It took two years of agitation and protest, but finally this week homeowners in New Jersey still seeking relief in the wake of the devastation of superstorm Sandy could claim an important victory, as Gov. Chris Christie signed a bill giving homeowners still recovering from the disaster protection from foreclosure.
Christie’s signing of a bill that he had vetoed a version of last year was the culmination of work done by the People’s Action affiliate New Jersey Organizing Project as well as other groups.
“We’ve spent two long years trying to get Sandy families protection from foreclosures and so today is a good day for us,” said Joe Mangino, Superstorm Sandy survivor and New Jersey Organizing Project co-founder. “Even though the governor doesn’t seem happy about signing the bill, we are happy it got signed. We know this will help many families be able to afford to stay in their homes. We are grateful to the Sandy survivors who have kept up the fight, and to our legislators who have not forgotten families like mine.”

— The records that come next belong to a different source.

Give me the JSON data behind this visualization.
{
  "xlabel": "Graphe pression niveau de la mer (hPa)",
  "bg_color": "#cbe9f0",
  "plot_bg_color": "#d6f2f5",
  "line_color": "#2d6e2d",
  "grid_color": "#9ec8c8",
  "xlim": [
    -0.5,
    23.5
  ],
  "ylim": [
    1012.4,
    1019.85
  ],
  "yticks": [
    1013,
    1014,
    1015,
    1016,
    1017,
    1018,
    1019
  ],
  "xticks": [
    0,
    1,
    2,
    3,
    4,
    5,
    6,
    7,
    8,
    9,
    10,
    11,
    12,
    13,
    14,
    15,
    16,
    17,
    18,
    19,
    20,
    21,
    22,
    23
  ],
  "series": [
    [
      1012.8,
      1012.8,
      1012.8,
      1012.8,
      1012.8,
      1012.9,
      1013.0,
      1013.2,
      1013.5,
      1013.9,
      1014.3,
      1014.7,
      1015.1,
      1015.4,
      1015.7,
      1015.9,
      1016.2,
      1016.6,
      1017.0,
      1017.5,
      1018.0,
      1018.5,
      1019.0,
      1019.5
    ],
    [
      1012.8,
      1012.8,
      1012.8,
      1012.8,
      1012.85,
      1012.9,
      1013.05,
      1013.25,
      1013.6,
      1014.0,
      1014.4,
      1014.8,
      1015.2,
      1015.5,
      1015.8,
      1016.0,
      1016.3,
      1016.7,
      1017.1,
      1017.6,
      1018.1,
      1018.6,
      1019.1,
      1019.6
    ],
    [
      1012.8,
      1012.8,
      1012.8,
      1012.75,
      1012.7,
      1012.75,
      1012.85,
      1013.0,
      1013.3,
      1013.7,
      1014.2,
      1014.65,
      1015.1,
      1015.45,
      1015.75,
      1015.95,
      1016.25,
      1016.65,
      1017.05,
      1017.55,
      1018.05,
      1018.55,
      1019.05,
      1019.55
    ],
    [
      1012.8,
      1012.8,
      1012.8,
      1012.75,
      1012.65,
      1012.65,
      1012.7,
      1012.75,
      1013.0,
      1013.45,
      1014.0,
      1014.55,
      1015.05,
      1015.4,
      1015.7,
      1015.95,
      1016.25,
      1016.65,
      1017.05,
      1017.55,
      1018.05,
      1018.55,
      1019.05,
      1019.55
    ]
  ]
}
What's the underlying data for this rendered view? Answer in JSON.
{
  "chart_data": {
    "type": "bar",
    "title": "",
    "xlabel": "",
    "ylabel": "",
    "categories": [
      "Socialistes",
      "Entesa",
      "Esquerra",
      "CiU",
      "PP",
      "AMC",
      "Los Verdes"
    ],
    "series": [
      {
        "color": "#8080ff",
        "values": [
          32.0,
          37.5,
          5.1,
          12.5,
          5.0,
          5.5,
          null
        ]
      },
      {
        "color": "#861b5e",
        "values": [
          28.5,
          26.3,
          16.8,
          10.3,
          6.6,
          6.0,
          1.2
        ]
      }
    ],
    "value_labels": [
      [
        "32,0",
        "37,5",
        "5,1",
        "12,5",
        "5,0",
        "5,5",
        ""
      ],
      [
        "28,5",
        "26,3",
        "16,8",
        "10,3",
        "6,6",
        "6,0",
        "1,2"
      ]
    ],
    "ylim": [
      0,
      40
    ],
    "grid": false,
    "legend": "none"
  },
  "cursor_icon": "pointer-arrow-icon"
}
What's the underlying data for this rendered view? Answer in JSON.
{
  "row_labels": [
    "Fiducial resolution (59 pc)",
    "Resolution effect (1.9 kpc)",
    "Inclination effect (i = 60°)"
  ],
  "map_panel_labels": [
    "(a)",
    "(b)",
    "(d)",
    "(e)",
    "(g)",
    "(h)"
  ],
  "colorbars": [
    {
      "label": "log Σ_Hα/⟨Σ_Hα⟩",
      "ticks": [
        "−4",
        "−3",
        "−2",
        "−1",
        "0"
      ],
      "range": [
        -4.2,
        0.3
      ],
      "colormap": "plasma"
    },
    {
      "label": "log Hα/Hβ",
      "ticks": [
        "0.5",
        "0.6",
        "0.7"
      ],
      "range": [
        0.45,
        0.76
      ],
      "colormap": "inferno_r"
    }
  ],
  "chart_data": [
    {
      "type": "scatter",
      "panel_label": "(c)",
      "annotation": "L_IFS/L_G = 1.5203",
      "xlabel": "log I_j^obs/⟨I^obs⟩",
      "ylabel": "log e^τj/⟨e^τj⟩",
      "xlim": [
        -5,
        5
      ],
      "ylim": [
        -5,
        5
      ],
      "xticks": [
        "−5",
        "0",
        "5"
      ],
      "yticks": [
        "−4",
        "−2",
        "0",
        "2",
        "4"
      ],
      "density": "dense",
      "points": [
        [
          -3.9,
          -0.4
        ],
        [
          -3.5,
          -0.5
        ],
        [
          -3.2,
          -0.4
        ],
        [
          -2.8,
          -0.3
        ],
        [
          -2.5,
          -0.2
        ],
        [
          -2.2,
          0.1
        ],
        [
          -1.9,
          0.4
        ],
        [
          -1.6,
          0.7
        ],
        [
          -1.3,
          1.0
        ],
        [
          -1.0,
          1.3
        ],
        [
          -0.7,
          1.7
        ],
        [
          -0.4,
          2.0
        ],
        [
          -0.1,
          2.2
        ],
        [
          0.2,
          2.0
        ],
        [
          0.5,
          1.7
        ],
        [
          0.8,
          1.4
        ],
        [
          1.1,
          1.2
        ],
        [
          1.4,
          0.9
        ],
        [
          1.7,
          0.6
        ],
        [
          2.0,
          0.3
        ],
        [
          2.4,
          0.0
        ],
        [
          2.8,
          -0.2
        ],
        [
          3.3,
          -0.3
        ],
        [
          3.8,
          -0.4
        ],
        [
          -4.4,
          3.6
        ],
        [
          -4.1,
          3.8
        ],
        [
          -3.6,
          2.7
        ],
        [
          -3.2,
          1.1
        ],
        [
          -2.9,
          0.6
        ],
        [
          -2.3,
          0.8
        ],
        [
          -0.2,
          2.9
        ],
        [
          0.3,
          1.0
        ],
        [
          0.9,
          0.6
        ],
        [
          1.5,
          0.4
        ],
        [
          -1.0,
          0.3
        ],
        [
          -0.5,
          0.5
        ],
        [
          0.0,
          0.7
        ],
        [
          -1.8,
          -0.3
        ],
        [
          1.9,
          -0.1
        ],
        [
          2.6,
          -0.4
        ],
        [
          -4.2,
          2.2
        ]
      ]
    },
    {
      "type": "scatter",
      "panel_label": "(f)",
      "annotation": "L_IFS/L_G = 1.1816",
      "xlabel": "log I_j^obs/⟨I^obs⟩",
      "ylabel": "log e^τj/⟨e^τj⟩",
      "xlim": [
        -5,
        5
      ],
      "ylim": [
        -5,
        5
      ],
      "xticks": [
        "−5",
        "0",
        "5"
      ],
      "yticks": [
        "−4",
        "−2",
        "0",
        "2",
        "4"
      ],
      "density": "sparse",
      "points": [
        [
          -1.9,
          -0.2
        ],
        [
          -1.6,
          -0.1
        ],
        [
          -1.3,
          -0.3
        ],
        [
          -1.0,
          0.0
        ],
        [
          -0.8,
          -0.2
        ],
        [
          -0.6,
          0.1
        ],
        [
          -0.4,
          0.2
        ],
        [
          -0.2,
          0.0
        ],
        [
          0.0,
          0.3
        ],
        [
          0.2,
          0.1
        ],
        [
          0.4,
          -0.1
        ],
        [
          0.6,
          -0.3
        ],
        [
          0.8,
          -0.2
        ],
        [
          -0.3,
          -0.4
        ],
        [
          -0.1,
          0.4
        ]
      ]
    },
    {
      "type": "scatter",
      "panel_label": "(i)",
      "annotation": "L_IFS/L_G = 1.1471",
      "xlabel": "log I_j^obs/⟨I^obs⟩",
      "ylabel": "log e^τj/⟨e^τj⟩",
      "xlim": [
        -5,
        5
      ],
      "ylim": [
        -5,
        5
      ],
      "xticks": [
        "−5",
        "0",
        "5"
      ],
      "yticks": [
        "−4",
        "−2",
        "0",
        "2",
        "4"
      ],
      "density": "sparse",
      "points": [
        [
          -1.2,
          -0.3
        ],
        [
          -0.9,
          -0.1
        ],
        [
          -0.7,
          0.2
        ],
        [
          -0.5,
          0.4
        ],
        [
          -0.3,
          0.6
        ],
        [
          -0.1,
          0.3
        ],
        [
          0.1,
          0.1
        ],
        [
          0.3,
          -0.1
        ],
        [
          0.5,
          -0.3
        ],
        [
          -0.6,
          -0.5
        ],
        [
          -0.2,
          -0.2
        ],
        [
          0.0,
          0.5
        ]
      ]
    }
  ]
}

Indeed, Christie was not happy about the bill. In his signing statement, he grumbled that “most of it is a transparent, useless political exercise by candidates for re-election falsely pandering to victimized voters.” Language in the signing statement seemed to give state administrators a green light to half-heartedly implement the law’s provisions.
Nonetheless, the mandate of the bill is clear. The measure would offer foreclosure protection for up to three years to qualified Sandy homeowners who have been approved for assistance through the state’s Reconstruction, Rehabilitation, Elevation and Mitigation (RREM) as well as a program for low- and moderate-income homeowners. People who received rental assistance from the Federal Emergency Management Agency would also be eligible.
An estimated 40,000 primary homeowners had their homes severely or substantially damaged during superstorm Sandy, which hit the state on October 29, 2012. Families hit by the storm found themselves struggling with both federal flood insurance programs and the state’s own recovery programs. New Jersey Organizing Project has been pressing Christie and the legislature throughout the crisis, through both lobbying and protest. At one of these protests in October, according to one news report, Christie was forced to temporarily leave the lectern at a speech where he was touting his Sandy recovery efforts.
But it took that level of in-your-face persistence to move the governor to begrudgingly do the right thing for Sandy-affected homeowners at a time when New Jersey is experiencing the highest foreclosure rates in the country. Now that foreclosure relief is the law, the challenge now is to hold the state accountable for delivering the assistance the law requires.